Chevron Corp. expects to reduce the dominance of white males in company management during cost-cutting this year, upping the share of senior level jobs held by women and ethnic minorities to 44% from 38% last year, the San Ramon, Calif.-based company said in a statement.
Like most of its peers in an industry struggling with the collapse of oil prices this year, Chevron is cutting spending, consolidating business units, and has asked some managers to reapply for their jobs.
Figures from the end of last year show that less than a quarter of Chevron's U.S. executives and senior managers were female, and only 22% were from ethnic minorities.
In an email sent to employees this week and seen by Reuters, Chief Human Resources Officer Rhonda Morris said the company selected 26% women for global roles in a second round of evaluations and, in the U.S., 29% of candidates selected were from ethnically diverse candidates.
A spokeswoman for the company confirmed the details and said those selections were permanent and that the diversity ratio was expected to remain at around 44% at the end of all appointment rounds.

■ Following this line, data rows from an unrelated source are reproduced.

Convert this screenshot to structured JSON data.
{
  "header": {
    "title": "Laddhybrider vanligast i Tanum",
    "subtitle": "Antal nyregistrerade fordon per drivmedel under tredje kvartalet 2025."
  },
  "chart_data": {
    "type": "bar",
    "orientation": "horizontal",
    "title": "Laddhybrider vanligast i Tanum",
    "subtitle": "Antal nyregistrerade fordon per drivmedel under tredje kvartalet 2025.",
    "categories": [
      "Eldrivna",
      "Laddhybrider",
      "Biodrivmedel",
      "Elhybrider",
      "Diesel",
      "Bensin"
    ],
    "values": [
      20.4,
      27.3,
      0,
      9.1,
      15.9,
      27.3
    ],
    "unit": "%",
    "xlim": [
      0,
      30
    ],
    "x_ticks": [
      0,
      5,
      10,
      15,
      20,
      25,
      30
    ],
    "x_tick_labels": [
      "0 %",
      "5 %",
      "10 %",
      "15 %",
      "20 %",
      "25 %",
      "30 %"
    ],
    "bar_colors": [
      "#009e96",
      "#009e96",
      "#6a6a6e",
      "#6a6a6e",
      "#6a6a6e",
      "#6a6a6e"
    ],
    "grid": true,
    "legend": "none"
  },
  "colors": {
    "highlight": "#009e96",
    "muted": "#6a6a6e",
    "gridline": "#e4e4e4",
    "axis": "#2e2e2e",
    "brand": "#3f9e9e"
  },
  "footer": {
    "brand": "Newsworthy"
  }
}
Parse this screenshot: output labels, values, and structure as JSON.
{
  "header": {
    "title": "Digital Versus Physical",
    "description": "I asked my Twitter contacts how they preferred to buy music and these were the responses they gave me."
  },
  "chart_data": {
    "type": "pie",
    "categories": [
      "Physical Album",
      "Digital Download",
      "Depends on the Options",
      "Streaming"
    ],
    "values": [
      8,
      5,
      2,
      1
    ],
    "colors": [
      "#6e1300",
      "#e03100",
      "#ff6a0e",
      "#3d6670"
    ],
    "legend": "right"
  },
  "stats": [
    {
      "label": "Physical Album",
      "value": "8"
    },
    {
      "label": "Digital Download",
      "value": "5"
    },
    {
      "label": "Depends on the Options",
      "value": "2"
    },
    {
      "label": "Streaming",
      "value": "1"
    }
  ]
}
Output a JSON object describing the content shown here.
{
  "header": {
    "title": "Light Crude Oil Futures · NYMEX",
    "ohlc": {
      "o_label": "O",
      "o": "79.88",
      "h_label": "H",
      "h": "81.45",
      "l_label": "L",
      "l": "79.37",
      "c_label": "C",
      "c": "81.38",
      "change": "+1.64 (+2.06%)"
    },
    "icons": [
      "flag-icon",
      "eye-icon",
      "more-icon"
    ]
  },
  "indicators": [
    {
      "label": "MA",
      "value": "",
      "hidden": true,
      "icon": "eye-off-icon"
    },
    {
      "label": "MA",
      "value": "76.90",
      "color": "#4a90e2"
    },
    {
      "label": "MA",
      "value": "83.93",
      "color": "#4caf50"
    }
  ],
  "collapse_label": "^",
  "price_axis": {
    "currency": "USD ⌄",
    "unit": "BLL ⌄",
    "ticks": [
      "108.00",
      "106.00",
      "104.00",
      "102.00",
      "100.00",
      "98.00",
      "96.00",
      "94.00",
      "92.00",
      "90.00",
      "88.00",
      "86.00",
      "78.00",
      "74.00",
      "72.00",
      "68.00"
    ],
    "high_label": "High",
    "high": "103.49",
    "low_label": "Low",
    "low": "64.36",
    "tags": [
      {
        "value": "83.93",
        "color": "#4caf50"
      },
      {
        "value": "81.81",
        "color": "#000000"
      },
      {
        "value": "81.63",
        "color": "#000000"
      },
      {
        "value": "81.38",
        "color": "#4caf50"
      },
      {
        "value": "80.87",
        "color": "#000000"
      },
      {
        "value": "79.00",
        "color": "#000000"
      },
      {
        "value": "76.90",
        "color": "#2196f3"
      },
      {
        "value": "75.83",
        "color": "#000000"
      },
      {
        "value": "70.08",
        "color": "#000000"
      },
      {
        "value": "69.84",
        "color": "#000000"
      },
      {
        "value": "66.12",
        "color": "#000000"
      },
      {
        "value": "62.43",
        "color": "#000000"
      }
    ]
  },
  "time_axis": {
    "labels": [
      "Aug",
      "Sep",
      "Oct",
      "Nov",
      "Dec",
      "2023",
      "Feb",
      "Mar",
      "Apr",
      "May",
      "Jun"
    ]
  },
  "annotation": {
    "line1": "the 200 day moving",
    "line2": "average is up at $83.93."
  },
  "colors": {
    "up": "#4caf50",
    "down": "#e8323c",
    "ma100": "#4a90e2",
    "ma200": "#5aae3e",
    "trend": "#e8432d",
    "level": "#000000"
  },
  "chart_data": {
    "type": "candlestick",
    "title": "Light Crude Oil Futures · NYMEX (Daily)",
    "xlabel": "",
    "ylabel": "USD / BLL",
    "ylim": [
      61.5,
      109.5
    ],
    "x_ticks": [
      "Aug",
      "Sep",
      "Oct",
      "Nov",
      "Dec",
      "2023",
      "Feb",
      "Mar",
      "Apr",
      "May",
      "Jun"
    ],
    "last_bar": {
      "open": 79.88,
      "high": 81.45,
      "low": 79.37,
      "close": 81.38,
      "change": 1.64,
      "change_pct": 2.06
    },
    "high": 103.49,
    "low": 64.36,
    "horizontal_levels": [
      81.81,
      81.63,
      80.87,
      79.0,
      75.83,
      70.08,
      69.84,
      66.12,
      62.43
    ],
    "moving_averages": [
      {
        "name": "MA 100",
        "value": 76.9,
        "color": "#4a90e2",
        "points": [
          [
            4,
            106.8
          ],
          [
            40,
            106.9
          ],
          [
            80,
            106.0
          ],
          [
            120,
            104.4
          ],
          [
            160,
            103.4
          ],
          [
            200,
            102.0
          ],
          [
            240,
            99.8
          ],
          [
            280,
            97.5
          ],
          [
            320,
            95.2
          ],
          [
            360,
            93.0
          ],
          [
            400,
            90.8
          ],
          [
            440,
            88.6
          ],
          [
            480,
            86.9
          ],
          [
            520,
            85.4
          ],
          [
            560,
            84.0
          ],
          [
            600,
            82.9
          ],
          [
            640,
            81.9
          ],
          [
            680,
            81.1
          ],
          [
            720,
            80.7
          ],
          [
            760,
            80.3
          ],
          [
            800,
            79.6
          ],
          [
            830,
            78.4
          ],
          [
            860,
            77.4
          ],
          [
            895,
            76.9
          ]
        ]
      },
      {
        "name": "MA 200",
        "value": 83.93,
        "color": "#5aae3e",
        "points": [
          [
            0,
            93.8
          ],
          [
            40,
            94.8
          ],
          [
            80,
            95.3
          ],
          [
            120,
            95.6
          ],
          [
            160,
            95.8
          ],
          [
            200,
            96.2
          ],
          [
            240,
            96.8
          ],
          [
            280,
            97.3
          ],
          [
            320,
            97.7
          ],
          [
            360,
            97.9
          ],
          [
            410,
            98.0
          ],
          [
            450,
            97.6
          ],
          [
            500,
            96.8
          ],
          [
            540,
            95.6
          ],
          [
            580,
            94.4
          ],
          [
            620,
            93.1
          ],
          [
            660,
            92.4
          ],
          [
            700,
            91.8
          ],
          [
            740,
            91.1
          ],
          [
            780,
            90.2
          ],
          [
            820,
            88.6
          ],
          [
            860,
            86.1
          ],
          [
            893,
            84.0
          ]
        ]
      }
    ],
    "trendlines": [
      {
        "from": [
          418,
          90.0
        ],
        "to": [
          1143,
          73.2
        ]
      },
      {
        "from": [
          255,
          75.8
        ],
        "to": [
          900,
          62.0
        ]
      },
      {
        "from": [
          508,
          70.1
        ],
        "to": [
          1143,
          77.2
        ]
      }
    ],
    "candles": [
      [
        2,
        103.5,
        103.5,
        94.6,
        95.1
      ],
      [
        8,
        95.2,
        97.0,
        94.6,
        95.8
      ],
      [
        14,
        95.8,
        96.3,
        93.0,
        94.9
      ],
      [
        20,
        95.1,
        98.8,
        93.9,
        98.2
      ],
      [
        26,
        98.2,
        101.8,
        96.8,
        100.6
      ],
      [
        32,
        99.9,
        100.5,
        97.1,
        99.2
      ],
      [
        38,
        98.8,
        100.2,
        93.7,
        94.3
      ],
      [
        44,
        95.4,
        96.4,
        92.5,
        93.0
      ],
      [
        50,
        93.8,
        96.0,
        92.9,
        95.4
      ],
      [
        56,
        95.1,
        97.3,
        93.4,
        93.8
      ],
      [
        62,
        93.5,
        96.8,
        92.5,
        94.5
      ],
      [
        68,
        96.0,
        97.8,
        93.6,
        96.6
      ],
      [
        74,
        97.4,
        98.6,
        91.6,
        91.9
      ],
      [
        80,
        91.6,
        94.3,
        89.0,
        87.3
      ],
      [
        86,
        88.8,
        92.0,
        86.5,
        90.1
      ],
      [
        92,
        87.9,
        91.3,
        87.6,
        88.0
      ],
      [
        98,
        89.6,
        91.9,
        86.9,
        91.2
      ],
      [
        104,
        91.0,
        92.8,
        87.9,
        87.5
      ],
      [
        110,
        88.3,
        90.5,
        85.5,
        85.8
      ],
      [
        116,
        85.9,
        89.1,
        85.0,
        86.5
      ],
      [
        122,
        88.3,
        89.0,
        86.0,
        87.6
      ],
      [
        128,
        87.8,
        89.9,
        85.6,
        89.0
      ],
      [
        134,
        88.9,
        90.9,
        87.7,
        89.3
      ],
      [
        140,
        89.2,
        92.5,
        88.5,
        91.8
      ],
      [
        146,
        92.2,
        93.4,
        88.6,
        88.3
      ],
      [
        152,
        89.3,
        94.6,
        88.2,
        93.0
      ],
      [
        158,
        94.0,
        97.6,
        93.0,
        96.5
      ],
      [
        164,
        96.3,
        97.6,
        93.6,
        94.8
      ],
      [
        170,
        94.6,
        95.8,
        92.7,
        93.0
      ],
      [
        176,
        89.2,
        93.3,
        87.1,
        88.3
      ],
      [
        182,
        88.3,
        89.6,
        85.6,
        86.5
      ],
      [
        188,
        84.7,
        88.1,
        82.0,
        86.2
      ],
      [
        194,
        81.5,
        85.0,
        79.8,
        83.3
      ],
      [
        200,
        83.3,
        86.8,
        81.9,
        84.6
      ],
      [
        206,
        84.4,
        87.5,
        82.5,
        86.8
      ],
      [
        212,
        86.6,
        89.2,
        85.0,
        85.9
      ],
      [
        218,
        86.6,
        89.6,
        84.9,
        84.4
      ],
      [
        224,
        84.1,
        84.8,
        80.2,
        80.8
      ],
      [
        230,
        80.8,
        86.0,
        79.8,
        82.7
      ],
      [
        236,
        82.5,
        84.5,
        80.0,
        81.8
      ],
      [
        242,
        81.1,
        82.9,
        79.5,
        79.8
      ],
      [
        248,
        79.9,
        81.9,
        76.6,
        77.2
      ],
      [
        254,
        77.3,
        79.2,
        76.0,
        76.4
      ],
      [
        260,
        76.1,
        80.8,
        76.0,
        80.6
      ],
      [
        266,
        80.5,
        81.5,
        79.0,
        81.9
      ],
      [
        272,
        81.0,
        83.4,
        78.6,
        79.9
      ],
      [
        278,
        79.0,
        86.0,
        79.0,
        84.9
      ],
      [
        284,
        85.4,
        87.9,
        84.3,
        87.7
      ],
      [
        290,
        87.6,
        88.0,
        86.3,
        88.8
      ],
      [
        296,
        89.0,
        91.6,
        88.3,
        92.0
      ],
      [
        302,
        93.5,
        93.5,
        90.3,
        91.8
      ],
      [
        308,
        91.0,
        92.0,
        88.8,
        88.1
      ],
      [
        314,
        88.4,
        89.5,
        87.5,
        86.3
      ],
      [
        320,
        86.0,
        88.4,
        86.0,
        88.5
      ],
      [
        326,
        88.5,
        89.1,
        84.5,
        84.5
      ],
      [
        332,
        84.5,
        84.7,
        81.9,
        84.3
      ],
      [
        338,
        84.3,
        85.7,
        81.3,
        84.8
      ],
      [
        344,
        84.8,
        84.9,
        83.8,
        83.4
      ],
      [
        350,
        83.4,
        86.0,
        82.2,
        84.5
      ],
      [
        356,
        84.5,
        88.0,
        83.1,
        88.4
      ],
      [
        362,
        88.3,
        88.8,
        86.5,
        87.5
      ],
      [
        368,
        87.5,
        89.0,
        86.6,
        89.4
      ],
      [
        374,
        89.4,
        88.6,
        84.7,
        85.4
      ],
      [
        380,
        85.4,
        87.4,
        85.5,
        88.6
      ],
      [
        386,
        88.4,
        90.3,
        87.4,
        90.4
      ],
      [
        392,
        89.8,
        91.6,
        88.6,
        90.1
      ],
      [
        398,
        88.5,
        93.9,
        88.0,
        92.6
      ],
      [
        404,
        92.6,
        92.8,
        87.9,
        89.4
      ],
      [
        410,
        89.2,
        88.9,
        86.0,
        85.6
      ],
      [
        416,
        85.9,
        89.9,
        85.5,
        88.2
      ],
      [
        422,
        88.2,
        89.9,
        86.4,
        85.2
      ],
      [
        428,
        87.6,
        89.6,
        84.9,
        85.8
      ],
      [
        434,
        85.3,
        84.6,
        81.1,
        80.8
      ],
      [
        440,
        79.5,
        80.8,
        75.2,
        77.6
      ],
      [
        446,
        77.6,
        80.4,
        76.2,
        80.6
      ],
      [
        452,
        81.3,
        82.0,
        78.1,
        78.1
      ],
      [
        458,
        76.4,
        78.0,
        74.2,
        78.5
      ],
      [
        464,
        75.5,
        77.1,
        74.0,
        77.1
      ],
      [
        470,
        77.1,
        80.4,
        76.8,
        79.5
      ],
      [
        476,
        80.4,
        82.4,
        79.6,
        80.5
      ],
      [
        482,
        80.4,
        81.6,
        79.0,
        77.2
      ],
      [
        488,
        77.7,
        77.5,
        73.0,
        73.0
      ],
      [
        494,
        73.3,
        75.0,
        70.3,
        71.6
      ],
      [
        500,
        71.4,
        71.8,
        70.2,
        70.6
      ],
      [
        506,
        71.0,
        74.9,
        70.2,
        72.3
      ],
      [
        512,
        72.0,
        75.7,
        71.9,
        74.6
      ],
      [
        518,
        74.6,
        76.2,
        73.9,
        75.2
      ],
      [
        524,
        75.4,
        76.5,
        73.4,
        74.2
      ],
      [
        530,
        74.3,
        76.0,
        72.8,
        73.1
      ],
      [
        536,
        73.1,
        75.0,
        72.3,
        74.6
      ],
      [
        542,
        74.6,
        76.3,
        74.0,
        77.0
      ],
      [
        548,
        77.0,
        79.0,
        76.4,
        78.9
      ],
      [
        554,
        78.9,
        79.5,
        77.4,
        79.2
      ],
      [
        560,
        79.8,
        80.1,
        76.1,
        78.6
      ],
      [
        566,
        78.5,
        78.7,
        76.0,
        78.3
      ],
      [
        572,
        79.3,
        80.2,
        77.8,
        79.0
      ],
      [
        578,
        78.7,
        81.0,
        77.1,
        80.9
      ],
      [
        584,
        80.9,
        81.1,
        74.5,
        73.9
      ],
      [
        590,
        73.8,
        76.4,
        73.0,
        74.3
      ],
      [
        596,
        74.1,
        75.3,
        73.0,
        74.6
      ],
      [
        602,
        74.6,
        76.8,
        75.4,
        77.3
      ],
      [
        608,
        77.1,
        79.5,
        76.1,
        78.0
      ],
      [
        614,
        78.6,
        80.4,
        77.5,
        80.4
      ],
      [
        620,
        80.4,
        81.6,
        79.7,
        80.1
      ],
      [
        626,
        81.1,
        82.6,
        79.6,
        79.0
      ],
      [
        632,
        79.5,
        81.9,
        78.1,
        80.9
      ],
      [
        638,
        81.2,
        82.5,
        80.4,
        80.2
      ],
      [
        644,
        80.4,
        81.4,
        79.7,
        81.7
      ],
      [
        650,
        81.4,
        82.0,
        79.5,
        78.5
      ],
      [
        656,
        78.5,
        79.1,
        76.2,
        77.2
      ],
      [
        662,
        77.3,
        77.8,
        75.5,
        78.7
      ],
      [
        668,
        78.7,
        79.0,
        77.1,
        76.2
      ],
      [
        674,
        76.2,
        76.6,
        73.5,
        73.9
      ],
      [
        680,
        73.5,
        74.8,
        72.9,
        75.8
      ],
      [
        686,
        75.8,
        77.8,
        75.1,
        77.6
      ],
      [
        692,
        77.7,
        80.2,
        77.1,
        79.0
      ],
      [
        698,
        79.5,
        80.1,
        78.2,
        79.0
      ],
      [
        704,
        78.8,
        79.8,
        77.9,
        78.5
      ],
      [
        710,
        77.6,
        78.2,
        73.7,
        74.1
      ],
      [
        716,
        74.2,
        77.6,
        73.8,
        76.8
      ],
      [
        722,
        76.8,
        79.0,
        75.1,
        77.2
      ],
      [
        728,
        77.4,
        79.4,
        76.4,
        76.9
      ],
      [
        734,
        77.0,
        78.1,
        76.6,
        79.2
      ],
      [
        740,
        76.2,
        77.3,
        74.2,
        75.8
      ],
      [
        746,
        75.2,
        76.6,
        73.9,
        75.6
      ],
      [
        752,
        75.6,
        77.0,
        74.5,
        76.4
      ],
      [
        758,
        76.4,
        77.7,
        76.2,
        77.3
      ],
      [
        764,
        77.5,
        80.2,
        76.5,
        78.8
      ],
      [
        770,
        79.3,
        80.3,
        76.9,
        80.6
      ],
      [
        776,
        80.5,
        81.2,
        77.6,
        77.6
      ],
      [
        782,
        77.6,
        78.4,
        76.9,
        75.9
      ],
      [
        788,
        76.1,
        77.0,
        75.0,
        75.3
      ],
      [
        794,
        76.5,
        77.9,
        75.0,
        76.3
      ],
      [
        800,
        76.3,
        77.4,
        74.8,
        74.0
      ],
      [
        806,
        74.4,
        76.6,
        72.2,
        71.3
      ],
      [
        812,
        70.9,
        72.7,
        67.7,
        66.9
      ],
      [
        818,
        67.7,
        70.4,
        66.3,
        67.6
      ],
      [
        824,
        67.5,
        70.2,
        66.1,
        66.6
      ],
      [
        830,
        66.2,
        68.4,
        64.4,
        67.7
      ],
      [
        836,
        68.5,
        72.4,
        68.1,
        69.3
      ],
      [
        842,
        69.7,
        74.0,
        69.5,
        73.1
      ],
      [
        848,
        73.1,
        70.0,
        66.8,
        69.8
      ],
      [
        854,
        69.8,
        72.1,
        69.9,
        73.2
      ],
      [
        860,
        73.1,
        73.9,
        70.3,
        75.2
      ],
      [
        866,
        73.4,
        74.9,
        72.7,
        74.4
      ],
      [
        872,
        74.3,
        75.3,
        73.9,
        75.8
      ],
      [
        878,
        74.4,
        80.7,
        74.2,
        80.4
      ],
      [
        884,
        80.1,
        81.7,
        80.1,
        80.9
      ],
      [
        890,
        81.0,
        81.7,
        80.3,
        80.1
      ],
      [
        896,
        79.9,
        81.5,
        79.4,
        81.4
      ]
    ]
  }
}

Long owned and run predominantly by white males, the oil industry has drawn criticism along with other parts of corporate America for failing to do enough to promote diversity.
Women and people from non-white ethnic backgrounds represented 46% of the oil industry's workforce in 2019 and are expected to fill 54% of total job opportunities through 2040, an IHS Markit analysis for the American Petroleum Institute shows.
However, they remain a minority in senior management.
Chevron executives were among those at big corporations to speak in support of the "black lives matter" campaign, which has become a global movement against racial injustice following the killing of George Floyd by police officers in Minneapolis.